Çete yöneticisi Sedat Peker, sekizinci videosunda Suriye iç savaşında AKP iktidarının “El Nusra’ya silah gönderdiği” ve “Suriye’de yasadışı ticaret yaptığı” iddialarını ortaya attı. Silahların El Nusra’ya SADAT üzerinden gönderildiğini belirten Peker, Suriye’deki yasadışı ticaretin Cumhurbaşkanlığı İdari İşler Başkanı Metin Kıratlı'ya bağlı olduğunu söyledi. El Nusra, Türkiye’de dahil 10 ülke tarafından “terör örgütü” olarak kabul ediliyor.

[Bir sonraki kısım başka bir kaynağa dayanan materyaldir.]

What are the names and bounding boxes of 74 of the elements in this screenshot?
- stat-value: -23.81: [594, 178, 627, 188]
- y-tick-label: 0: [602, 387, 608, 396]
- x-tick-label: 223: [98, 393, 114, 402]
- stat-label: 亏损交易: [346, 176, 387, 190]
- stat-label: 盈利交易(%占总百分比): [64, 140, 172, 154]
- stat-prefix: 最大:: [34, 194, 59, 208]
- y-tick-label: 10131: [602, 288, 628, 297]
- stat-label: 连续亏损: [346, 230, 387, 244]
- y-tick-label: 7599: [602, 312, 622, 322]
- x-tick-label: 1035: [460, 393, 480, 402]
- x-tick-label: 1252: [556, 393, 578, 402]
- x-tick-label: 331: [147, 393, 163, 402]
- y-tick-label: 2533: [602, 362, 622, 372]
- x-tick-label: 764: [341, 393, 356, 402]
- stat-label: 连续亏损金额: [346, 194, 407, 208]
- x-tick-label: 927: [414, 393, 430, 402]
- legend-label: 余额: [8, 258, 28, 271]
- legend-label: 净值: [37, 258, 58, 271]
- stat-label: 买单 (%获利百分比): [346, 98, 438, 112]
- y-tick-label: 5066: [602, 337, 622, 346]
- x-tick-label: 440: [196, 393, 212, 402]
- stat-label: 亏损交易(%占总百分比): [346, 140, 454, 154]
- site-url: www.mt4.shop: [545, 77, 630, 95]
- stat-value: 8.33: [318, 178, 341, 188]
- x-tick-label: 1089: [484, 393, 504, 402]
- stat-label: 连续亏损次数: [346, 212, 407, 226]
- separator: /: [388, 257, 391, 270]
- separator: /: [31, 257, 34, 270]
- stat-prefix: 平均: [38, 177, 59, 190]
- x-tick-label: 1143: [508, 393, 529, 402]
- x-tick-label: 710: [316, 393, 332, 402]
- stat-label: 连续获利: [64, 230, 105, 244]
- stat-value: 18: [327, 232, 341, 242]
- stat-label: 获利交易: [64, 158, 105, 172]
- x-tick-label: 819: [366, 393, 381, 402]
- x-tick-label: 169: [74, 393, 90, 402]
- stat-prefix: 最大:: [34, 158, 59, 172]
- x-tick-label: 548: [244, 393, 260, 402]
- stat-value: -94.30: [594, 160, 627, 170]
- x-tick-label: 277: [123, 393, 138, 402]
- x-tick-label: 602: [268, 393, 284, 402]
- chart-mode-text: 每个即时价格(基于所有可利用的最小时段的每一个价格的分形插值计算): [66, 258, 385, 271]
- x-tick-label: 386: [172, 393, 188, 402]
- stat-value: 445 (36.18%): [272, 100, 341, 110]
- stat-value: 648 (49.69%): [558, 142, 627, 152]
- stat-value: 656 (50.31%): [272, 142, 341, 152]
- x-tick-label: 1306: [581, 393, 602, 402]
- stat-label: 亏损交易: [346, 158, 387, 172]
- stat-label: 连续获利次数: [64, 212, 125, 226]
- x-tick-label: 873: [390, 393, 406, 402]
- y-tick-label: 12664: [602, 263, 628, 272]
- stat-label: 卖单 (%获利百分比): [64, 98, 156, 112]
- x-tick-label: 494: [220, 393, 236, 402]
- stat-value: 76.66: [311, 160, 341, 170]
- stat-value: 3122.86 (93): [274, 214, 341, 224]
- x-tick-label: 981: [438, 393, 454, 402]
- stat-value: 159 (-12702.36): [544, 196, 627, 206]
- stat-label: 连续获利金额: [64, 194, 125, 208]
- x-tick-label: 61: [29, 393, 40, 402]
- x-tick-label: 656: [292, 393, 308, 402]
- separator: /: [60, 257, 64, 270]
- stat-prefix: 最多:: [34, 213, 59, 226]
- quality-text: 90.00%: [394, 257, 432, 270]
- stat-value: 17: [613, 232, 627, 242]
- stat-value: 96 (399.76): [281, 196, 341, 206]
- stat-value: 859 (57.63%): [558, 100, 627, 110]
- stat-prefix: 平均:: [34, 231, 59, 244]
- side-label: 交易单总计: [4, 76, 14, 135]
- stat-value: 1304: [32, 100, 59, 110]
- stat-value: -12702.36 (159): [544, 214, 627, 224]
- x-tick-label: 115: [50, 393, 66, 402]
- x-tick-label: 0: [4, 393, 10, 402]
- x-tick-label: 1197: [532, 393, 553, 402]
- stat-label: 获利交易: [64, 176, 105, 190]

Birleşmiş Milletler (BM) İnsan Hakları Konseyi'nin oluşturduğu Bağımsız Uluslararası Suriye Arap Cumhuriyeti'ni Tahkikat Komisyonu’nun raporunda Temmuz 2019-Ocak 2020 tarihleri arasında, Rus güçleri, Suriye rejimi, Türkiye destekli gruplar ve El Nusra gibi El Kaide uzantılı çetelerin Suriye’de savaş suçu işlendiğine dair kanıtlar bulunduğu ifade edilmişti.

İnsan Hakları Derneği (İHD) Eş Genel Başkanı Öztürk Türkdoğan, 2013 yılında Nusaybin’den Hatay’a kadar uzanan sınıra gözlem yapmak için gittiğini ve bir rapor hazırladıklarını söyledi.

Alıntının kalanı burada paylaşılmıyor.